LENSAONE.ID – Bungo – Warga Dusun Lubuk Benteng, Kecamatan Bathin III, Kabupaten Bungo, Provinsi Jambi, mengeluhkan kondisi air saluran irigasi yang berasal dari Bendungan (Dam) Sungai Alam Kemang yang kini terlihat keruh pekat dan berlumpur.
Air irigasi yang mengalir melewati permukiman warga tersebut selama ini digunakan masyarakat untuk kebutuhan sehari-hari seperti mandi, cuci, dan kakus (MCK), terutama pada musim kemarau ketika sumber air sumur mulai berkurang.
Namun pada Sabtu (7/3/2026), warga melihat kondisi air berubah drastis menjadi sangat keruh dan berlumpur. Masyarakat menduga hal tersebut disebabkan oleh aktivitas Pertambangan Emas Tanpa Izin (PETI) yang menggunakan mesin dompeng rakit darat dan mesin robin di aliran Sungai Alam Kemang.
Air sungai yang berasal dari wilayah Teluk Pandak, Kecamatan Tanah Sepenggal, diketahui mengalir ke beberapa jalur. Satu jalur mengarah ke Teluk Pandak, dua jalur lainnya menuju area persawahan di Dusun Teluk Panjang, dan satu jalur lagi mengalir ke permukiman warga Dusun Lubuk Benteng serta ke area persawahan petani yang mencapai puluhan hingga ratusan hektare.
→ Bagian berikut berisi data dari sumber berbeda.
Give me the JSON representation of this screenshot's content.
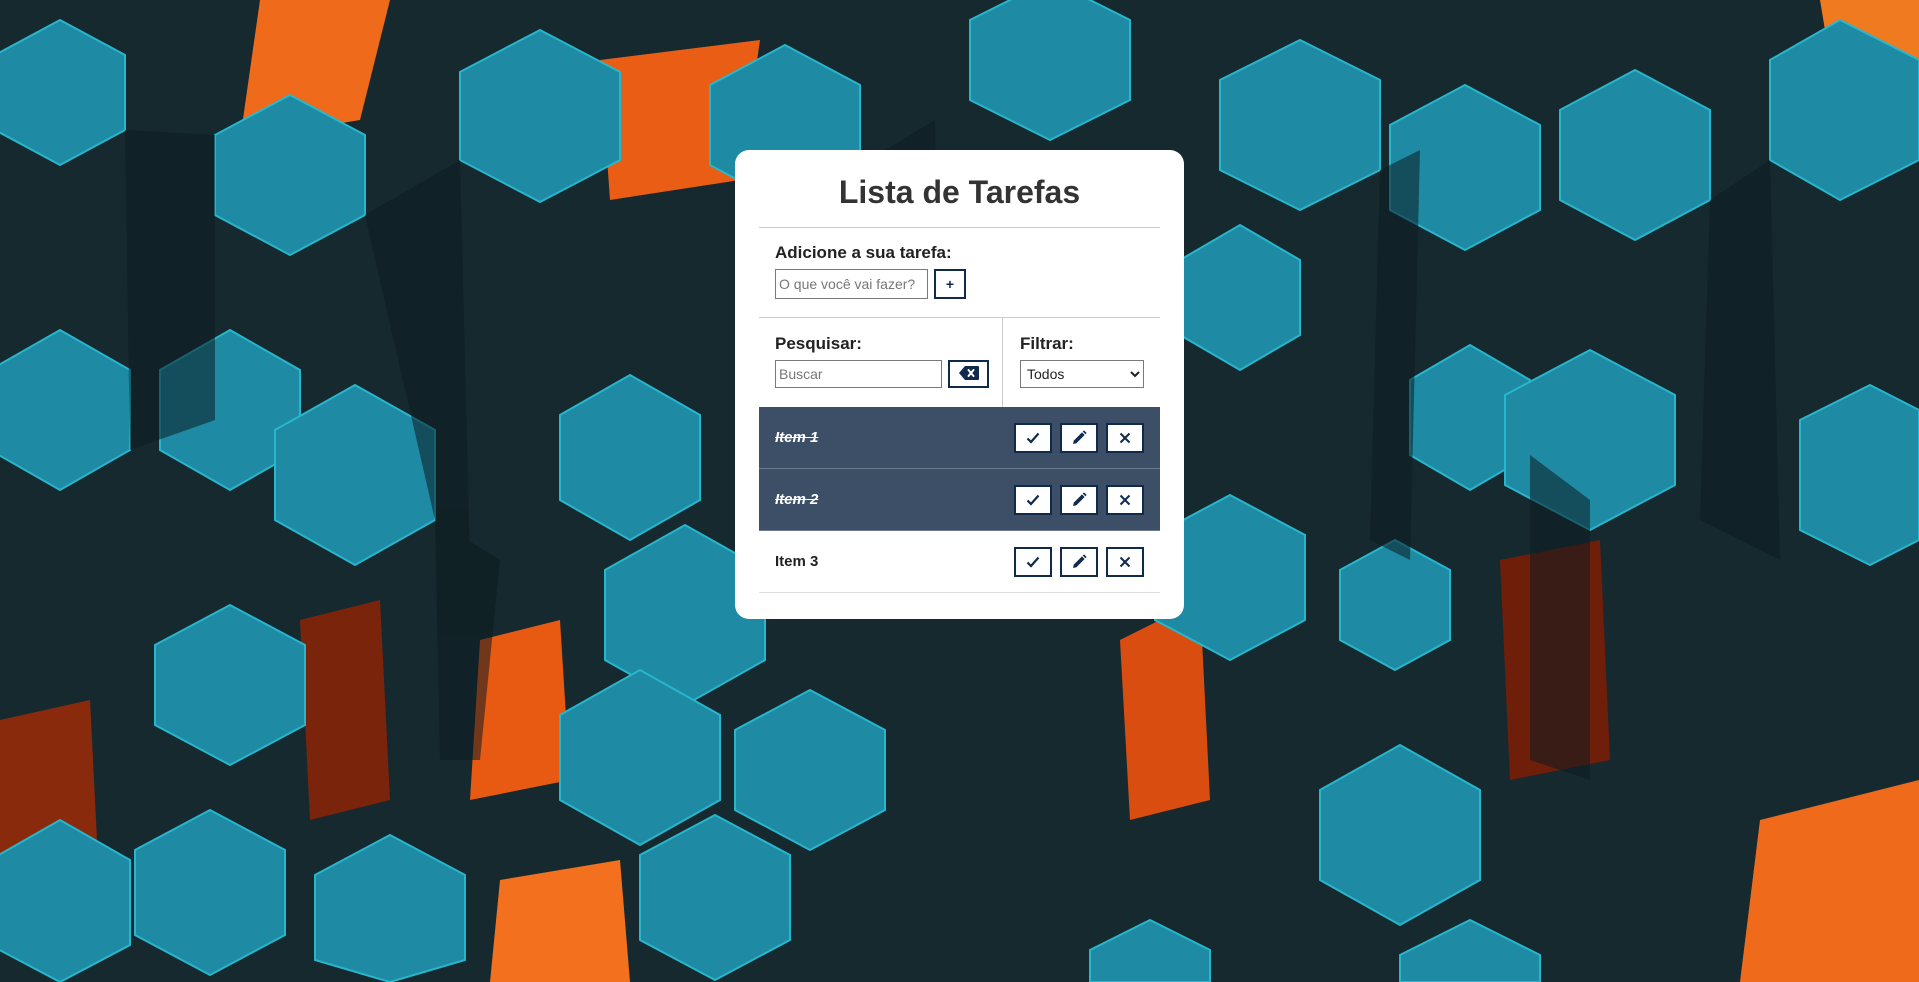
{
  "app": {
    "title": "Lista de Tarefas"
  },
  "add": {
    "label": "Adicione a sua tarefa:",
    "input_value": "",
    "input_placeholder": "O que você vai fazer?",
    "add_button_label": "+"
  },
  "search": {
    "label": "Pesquisar:",
    "input_value": "",
    "input_placeholder": "Buscar",
    "clear_icon": "backspace-icon"
  },
  "filter": {
    "label": "Filtrar:",
    "selected": "Todos"
  },
  "todos": [
    {
      "text": "Item 1",
      "done": true
    },
    {
      "text": "Item 2",
      "done": true
    },
    {
      "text": "Item 3",
      "done": false
    }
  ],
  "todo_actions": [
    "check-icon",
    "pen-icon",
    "x-icon"
  ],
  "colors": {
    "accent": "#102a4c",
    "done_row": "#3c4f66",
    "card": "#ffffff",
    "teal": "#1e8fa8",
    "orange": "#f06a1c"
  }
}
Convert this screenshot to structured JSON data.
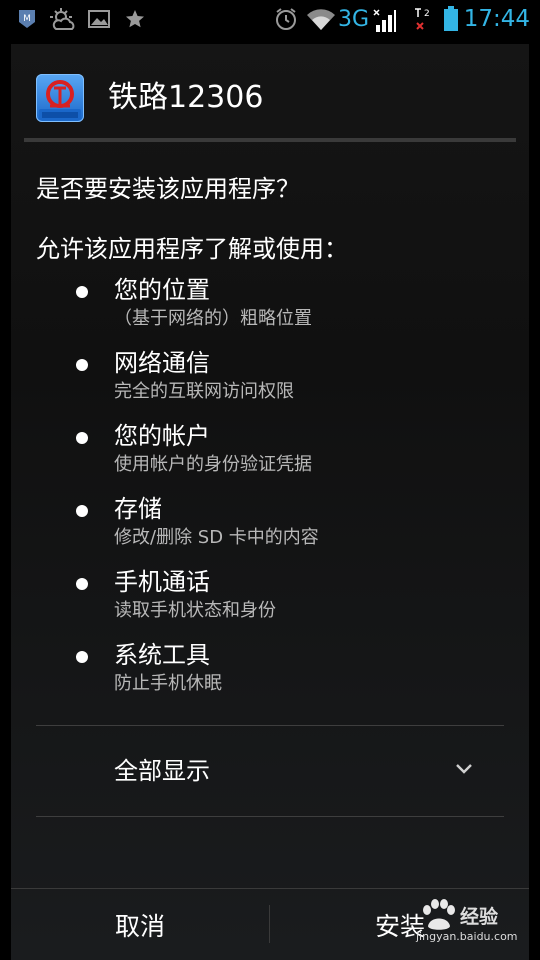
{
  "status_bar": {
    "network": "3G",
    "time": "17:44",
    "icons": [
      "app-m-icon",
      "weather-icon",
      "gallery-icon",
      "star-icon",
      "alarm-icon",
      "wifi-icon",
      "signal-icon",
      "sim2-signal-icon",
      "battery-icon"
    ]
  },
  "dialog": {
    "app_name": "铁路12306",
    "question": "是否要安装该应用程序？",
    "allow_heading": "允许该应用程序了解或使用："
  },
  "permissions": [
    {
      "title": "您的位置",
      "desc": "（基于网络的）粗略位置"
    },
    {
      "title": "网络通信",
      "desc": "完全的互联网访问权限"
    },
    {
      "title": "您的帐户",
      "desc": "使用帐户的身份验证凭据"
    },
    {
      "title": "存储",
      "desc": "修改/删除 SD 卡中的内容"
    },
    {
      "title": "手机通话",
      "desc": "读取手机状态和身份"
    },
    {
      "title": "系统工具",
      "desc": "防止手机休眠"
    }
  ],
  "show_all": {
    "label": "全部显示"
  },
  "buttons": {
    "cancel": "取消",
    "install": "安装"
  },
  "watermark": {
    "brand": "经验",
    "url": "jingyan.baidu.com"
  },
  "colors": {
    "accent": "#33b5e5",
    "background": "#000000"
  }
}
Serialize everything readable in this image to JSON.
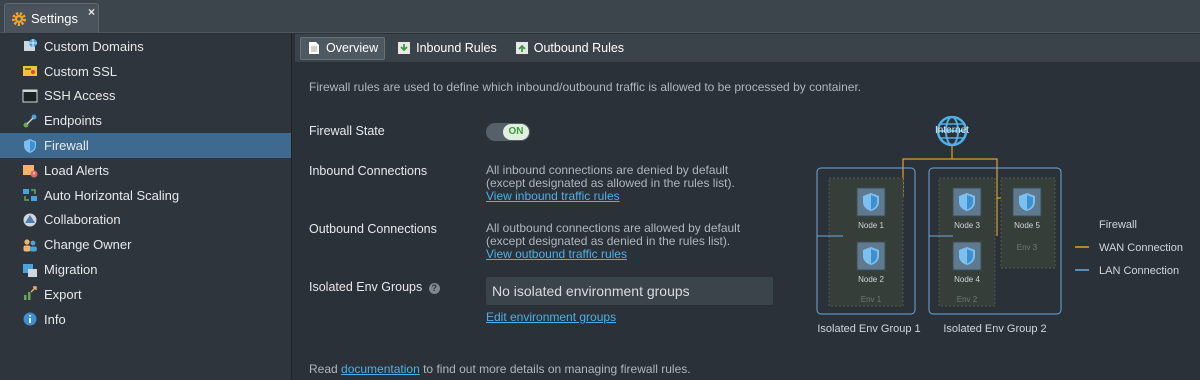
{
  "window": {
    "tab_title": "Settings",
    "close_glyph": "×"
  },
  "sidebar": {
    "items": [
      {
        "label": "Custom Domains",
        "icon": "globe-domain-icon"
      },
      {
        "label": "Custom SSL",
        "icon": "certificate-icon"
      },
      {
        "label": "SSH Access",
        "icon": "terminal-icon"
      },
      {
        "label": "Endpoints",
        "icon": "endpoints-icon"
      },
      {
        "label": "Firewall",
        "icon": "shield-icon",
        "active": true
      },
      {
        "label": "Load Alerts",
        "icon": "alert-icon"
      },
      {
        "label": "Auto Horizontal Scaling",
        "icon": "scaling-icon"
      },
      {
        "label": "Collaboration",
        "icon": "collaboration-icon"
      },
      {
        "label": "Change Owner",
        "icon": "users-icon"
      },
      {
        "label": "Migration",
        "icon": "migration-icon"
      },
      {
        "label": "Export",
        "icon": "export-icon"
      },
      {
        "label": "Info",
        "icon": "info-icon"
      }
    ]
  },
  "subtabs": [
    {
      "label": "Overview",
      "icon": "document-icon",
      "active": true
    },
    {
      "label": "Inbound Rules",
      "icon": "inbound-icon"
    },
    {
      "label": "Outbound Rules",
      "icon": "outbound-icon"
    }
  ],
  "intro": "Firewall rules are used to define which inbound/outbound traffic is allowed to be processed by container.",
  "firewall_state": {
    "label": "Firewall State",
    "toggle": "ON"
  },
  "inbound": {
    "label": "Inbound Connections",
    "line1": "All inbound connections are denied by default",
    "line2": "(except designated as allowed in the rules list).",
    "link": "View inbound traffic rules"
  },
  "outbound": {
    "label": "Outbound Connections",
    "line1": "All outbound connections are allowed by default",
    "line2": "(except designated as denied in the rules list).",
    "link": "View outbound traffic rules"
  },
  "isolated": {
    "label": "Isolated Env Groups",
    "help": "?",
    "value": "No isolated environment groups",
    "link": "Edit environment groups"
  },
  "footer": {
    "prefix": "Read ",
    "link": "documentation",
    "suffix": " to find out more details on managing firewall rules."
  },
  "diagram": {
    "internet": "Internet",
    "nodes": [
      "Node 1",
      "Node 2",
      "Node 3",
      "Node 4",
      "Node 5"
    ],
    "envs": [
      "Env 1",
      "Env 2",
      "Env 3"
    ],
    "groups": [
      "Isolated Env Group 1",
      "Isolated Env Group 2"
    ],
    "legend": {
      "title": "Firewall",
      "wan": "WAN Connection",
      "lan": "LAN Connection"
    },
    "colors": {
      "wan": "#e0a030",
      "lan": "#6fa8dc",
      "accent": "#4fb0e8"
    }
  },
  "colors": {
    "active_sidebar": "#3f6a90",
    "link": "#4fb0e8",
    "toggle_on": "#3f9a3f"
  }
}
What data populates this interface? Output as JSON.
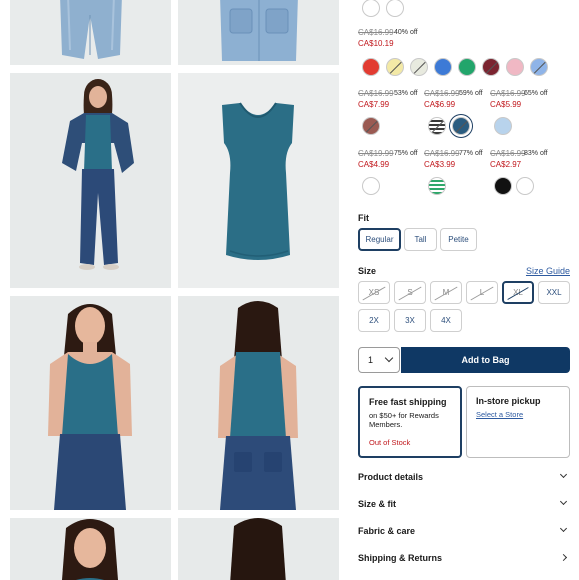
{
  "colors": {
    "accent": "#1e3f63",
    "sale": "#c0161b",
    "button": "#0f3864",
    "link": "#2d5aa0"
  },
  "swatch_groups": [
    {
      "price_old": "CA$16.99",
      "discount": "40% off",
      "price_now": "CA$10.19"
    },
    {
      "price_old": "CA$16.99",
      "discount": "53% off",
      "price_now": "CA$7.99"
    },
    {
      "price_old": "CA$16.99",
      "discount": "59% off",
      "price_now": "CA$6.99"
    },
    {
      "price_old": "CA$16.99",
      "discount": "65% off",
      "price_now": "CA$5.99"
    },
    {
      "price_old": "CA$19.99",
      "discount": "75% off",
      "price_now": "CA$4.99"
    },
    {
      "price_old": "CA$16.99",
      "discount": "77% off",
      "price_now": "CA$3.99"
    },
    {
      "price_old": "CA$16.99",
      "discount": "83% off",
      "price_now": "CA$2.97"
    }
  ],
  "swatches": {
    "row0": [
      "#ffffff",
      "#ffffff"
    ],
    "row1": [
      "#e23b31",
      "#f3e9a6",
      "#e8eadf",
      "#3d7ad6",
      "#22a56b",
      "#7b2430",
      "#f0b8c4",
      "#8fb4e8"
    ],
    "row2": [
      "#9a5a52"
    ],
    "row3": [
      "#4a4a4a",
      "#2a5c80",
      "#b8d3ec"
    ],
    "row4": [
      "#ffffff"
    ],
    "row5": [
      "#2fa76a"
    ],
    "row6": [
      "#111111",
      "#ffffff"
    ]
  },
  "fit": {
    "label": "Fit",
    "options": [
      "Regular",
      "Tall",
      "Petite"
    ],
    "selected": "Regular"
  },
  "size": {
    "label": "Size",
    "guide_label": "Size Guide",
    "options": [
      "XS",
      "S",
      "M",
      "L",
      "XL",
      "XXL",
      "2X",
      "3X",
      "4X"
    ],
    "selected": "XL"
  },
  "quantity": {
    "value": "1"
  },
  "add_to_bag_label": "Add to Bag",
  "shipping": {
    "title": "Free fast shipping",
    "subtitle": "on $50+ for Rewards Members.",
    "status": "Out of Stock"
  },
  "pickup": {
    "title": "In-store pickup",
    "link": "Select a Store"
  },
  "accordions": [
    "Product details",
    "Size & fit",
    "Fabric & care",
    "Shipping & Returns"
  ]
}
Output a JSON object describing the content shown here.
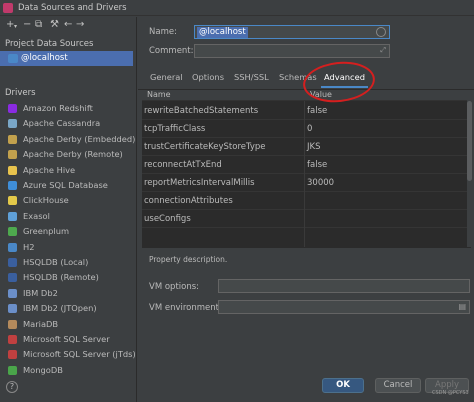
{
  "window": {
    "title": "Data Sources and Drivers"
  },
  "sidebar": {
    "toolbar_icons": [
      "add-icon",
      "remove-icon",
      "copy-icon",
      "wrench-icon",
      "back-icon",
      "forward-icon"
    ],
    "project_section": "Project Data Sources",
    "selected_source": "@localhost",
    "drivers_section": "Drivers",
    "drivers": [
      {
        "label": "Amazon Redshift",
        "color": "#8a2be2"
      },
      {
        "label": "Apache Cassandra",
        "color": "#7aa7c7"
      },
      {
        "label": "Apache Derby (Embedded)",
        "color": "#c2a14d"
      },
      {
        "label": "Apache Derby (Remote)",
        "color": "#c2a14d"
      },
      {
        "label": "Apache Hive",
        "color": "#e8c34d"
      },
      {
        "label": "Azure SQL Database",
        "color": "#3f8ed8"
      },
      {
        "label": "ClickHouse",
        "color": "#e3c94a"
      },
      {
        "label": "Exasol",
        "color": "#5fa0d8"
      },
      {
        "label": "Greenplum",
        "color": "#4ea94e"
      },
      {
        "label": "H2",
        "color": "#4a88c7"
      },
      {
        "label": "HSQLDB (Local)",
        "color": "#3a5f9e"
      },
      {
        "label": "HSQLDB (Remote)",
        "color": "#3a5f9e"
      },
      {
        "label": "IBM Db2",
        "color": "#6b8fc9"
      },
      {
        "label": "IBM Db2 (JTOpen)",
        "color": "#6b8fc9"
      },
      {
        "label": "MariaDB",
        "color": "#b48a5c"
      },
      {
        "label": "Microsoft SQL Server",
        "color": "#c04040"
      },
      {
        "label": "Microsoft SQL Server (jTds)",
        "color": "#c04040"
      },
      {
        "label": "MongoDB",
        "color": "#4aa54a"
      }
    ],
    "help_label": "?"
  },
  "form": {
    "name_label": "Name:",
    "name_value": "@localhost",
    "comment_label": "Comment:",
    "comment_value": ""
  },
  "tabs": [
    {
      "label": "General"
    },
    {
      "label": "Options"
    },
    {
      "label": "SSH/SSL"
    },
    {
      "label": "Schemas"
    },
    {
      "label": "Advanced"
    }
  ],
  "table": {
    "col_name": "Name",
    "col_value": "Value",
    "rows": [
      {
        "name": "rewriteBatchedStatements",
        "value": "false"
      },
      {
        "name": "tcpTrafficClass",
        "value": "0"
      },
      {
        "name": "trustCertificateKeyStoreType",
        "value": "JKS"
      },
      {
        "name": "reconnectAtTxEnd",
        "value": "false"
      },
      {
        "name": "reportMetricsIntervalMillis",
        "value": "30000"
      },
      {
        "name": "connectionAttributes",
        "value": ""
      },
      {
        "name": "useConfigs",
        "value": ""
      }
    ]
  },
  "description": "Property description.",
  "vm": {
    "options_label": "VM options:",
    "environment_label": "VM environment:"
  },
  "buttons": {
    "ok": "OK",
    "cancel": "Cancel",
    "apply": "Apply"
  },
  "watermark": "CSDN @PCYS3",
  "colors": {
    "accent": "#4b6eaf",
    "annotation": "#d41f1f"
  }
}
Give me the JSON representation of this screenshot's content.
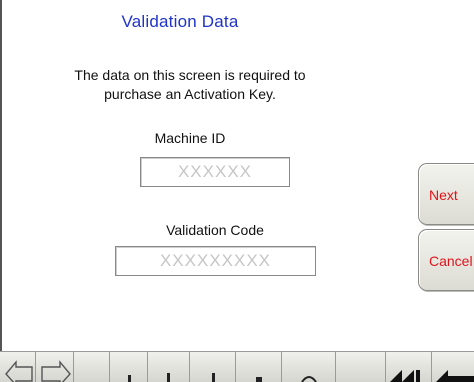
{
  "screen": {
    "title": "Validation Data",
    "description_line1": "The data on this screen is required to",
    "description_line2": "purchase an Activation Key."
  },
  "machine_id": {
    "label": "Machine ID",
    "value": "XXXXXX"
  },
  "validation_code": {
    "label": "Validation Code",
    "value": "XXXXXXXXX"
  },
  "buttons": {
    "next": "Next",
    "cancel": "Cancel"
  },
  "toolbar": {
    "items": [
      {
        "name": "back-arrow-icon"
      },
      {
        "name": "forward-arrow-icon"
      },
      {
        "name": "toolbar-key-1"
      },
      {
        "name": "toolbar-key-2"
      },
      {
        "name": "toolbar-key-3"
      },
      {
        "name": "toolbar-key-4"
      },
      {
        "name": "toolbar-key-5"
      },
      {
        "name": "toolbar-key-6"
      },
      {
        "name": "rewind-icon"
      },
      {
        "name": "left-arrow-icon"
      }
    ]
  },
  "colors": {
    "title": "#1f33c8",
    "button_text": "#e0131b",
    "placeholder_text": "#c6c6c6"
  }
}
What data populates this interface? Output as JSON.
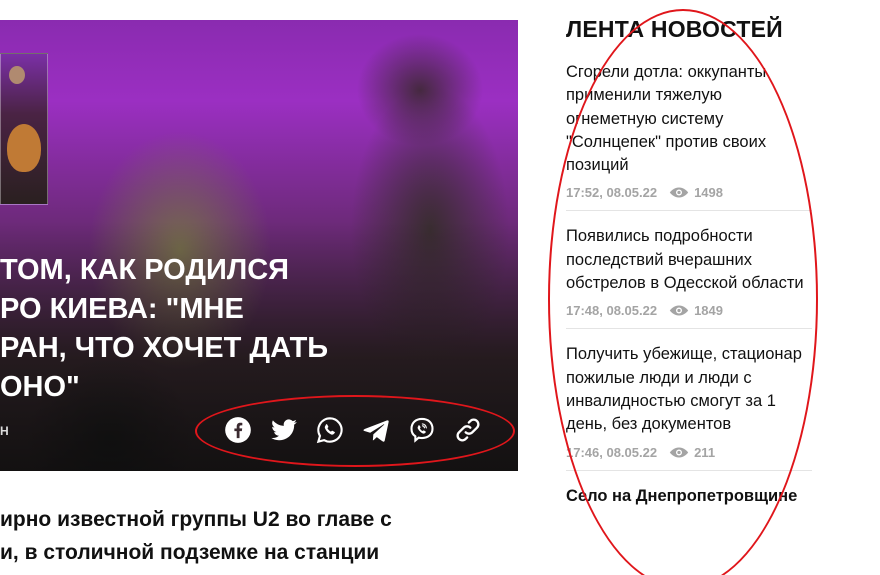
{
  "hero": {
    "title": "ТОМ, КАК РОДИЛСЯ\nРО КИЕВА: \"МНЕ\nРАН, ЧТО ХОЧЕТ ДАТЬ\nОНО\"",
    "author_fragment": "Н"
  },
  "share": {
    "buttons": [
      {
        "name": "facebook-icon"
      },
      {
        "name": "twitter-icon"
      },
      {
        "name": "whatsapp-icon"
      },
      {
        "name": "telegram-icon"
      },
      {
        "name": "viber-icon"
      },
      {
        "name": "link-icon"
      }
    ]
  },
  "lead": {
    "text": "ирно известной группы U2 во главе с\nи, в столичной подземке на станции"
  },
  "feed": {
    "title": "ЛЕНТА НОВОСТЕЙ",
    "items": [
      {
        "headline": "Сгорели дотла: оккупанты применили тяжелую огнеметную систему \"Солнцепек\" против своих позиций",
        "time": "17:52, 08.05.22",
        "views": "1498"
      },
      {
        "headline": "Появились подробности последствий вчерашних обстрелов в Одесской области",
        "time": "17:48, 08.05.22",
        "views": "1849"
      },
      {
        "headline": "Получить убежище, стационар пожилые люди и люди с инвалидностью смогут за 1 день, без документов",
        "time": "17:46, 08.05.22",
        "views": "211"
      },
      {
        "headline": "Село на Днепропетровщине"
      }
    ]
  },
  "colors": {
    "annotation": "#e0161b",
    "meta_gray": "#a4a4a4"
  }
}
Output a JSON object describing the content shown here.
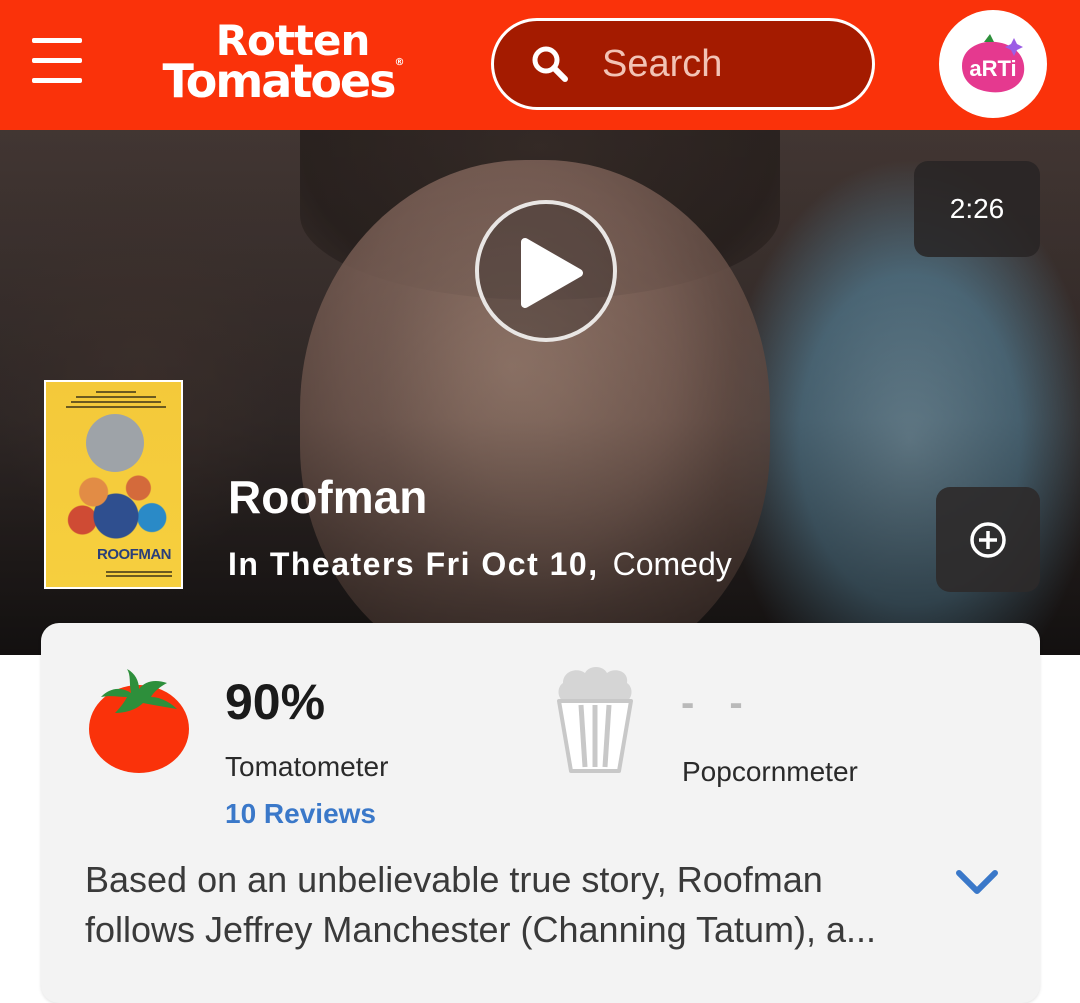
{
  "header": {
    "logo_line1": "Rotten",
    "logo_line2": "Tomatoes",
    "logo_mark": "®",
    "search_placeholder": "Search",
    "avatar_text": "aRTi",
    "brand_color": "#fa320a"
  },
  "hero": {
    "duration": "2:26",
    "poster_title": "ROOFMAN",
    "title": "Roofman",
    "release": "In Theaters Fri Oct 10,",
    "genre": "Comedy"
  },
  "scores": {
    "tomatometer_value": "90%",
    "tomatometer_label": "Tomatometer",
    "reviews_link": "10 Reviews",
    "popcornmeter_value": "- -",
    "popcornmeter_label": "Popcornmeter",
    "link_color": "#3a78c9"
  },
  "synopsis": {
    "line1": "Based on an unbelievable true story, Roofman",
    "line2": "follows Jeffrey Manchester (Channing Tatum), a..."
  }
}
Salah seorang warga yang rumahnya berada di dekat saluran irigasi mengatakan, kondisi air yang biasanya jernih kini berubah sangat keruh.
“Biasanya air ini jernih dan kami gunakan untuk mandi, cuci, dan kakus. Sekarang sangat keruh dan berlumpur. Kami menduga ada aktivitas PETI yang menggunakan dompeng dan mesin robin,” ujar warga tersebut.
Ia menambahkan, meskipun kondisi air sudah tidak layak digunakan, masyarakat terpaksa tetap memanfaatkannya karena keterbatasan sumber air lain pada musim kemarau.
“Sebenarnya air ini sudah tidak layak dipakai untuk MCK. Tapi karena sumur kami banyak yang kering saat kemarau, mau tidak mau kami tetap menggunakannya,” tambahnya.
Warga Dusun Lubuk Benteng berharap pemerintah dan aparat terkait segera turun tangan untuk menindak aktivitas PETI yang diduga menjadi penyebab keruhnya air sungai tersebut.
Mereka meminta perhatian dari pemerintah dusun, pemerintah kecamatan, Pemerintah Kabupaten Bungo, Bupati dan Wakil Bupati Bungo, DPRD Bungo, Dandim Bute, Kapolres Bungo, serta Tim Satgas Zero PETI Kabupaten Bungo agar melakukan pengecekan langsung ke lokasi.
“Kami mohon kepada Tim Zero PETI dan pihak terkait untuk turun langsung ke Dam Alam Kemang dan memberantas aktivitas PETI yang menggunakan dompeng dan mesin robin. Jika dibiarkan, kerusakan lingkungan akan semakin parah,” kata warga.
Menurut warga, aktivitas PETI di wilayah tersebut diduga berlangsung siang dan malam, bahkan para pelaku disebut tidak lagi merasa takut terhadap penegakan hukum.
Selain itu, warga juga meminta aparat menindak dugaan penyalahgunaan BBM subsidi jenis solar yang digunakan untuk mengoperasikan mesin dompeng.
“Diduga puluhan rakit dompeng di Sungai Batang Tebo dan di darat bebas beroperasi menambang emas tanpa izin. Kami berharap alat-alat tersebut ditindak dan dimusnahkan agar ada efek jera,” harap warga.
Sebagaimana diketahui, sanksi hukum terhadap pelaku Pertambangan Emas Tanpa Izin (PETI) di Indonesia diatur dalam Undang-Undang Nomor 3 Tahun 2020 tentang Perubahan atas UU Nomor 4 Tahun 2009 tentang Pertambangan Mineral dan Batubara (UU Minerba).
Dalam Pasal 158, setiap orang yang melakukan penambangan tanpa izin (IUP, IPR, atau IUPK) dapat dikenakan:
Pidana penjara paling lama 5 tahun
Denda paling banyak Rp100 miliar
Selain itu, pihak yang membeli, menjual, atau mengangkut hasil tambang ilegal juga dapat dikenakan sanksi pidana.
Penegakan hukum terhadap PETI biasanya juga disertai dengan penyitaan alat tambang, penutupan lokasi tambang ilegal, serta upaya pemulihan lingkungan yang rusak akibat aktivitas tersebut.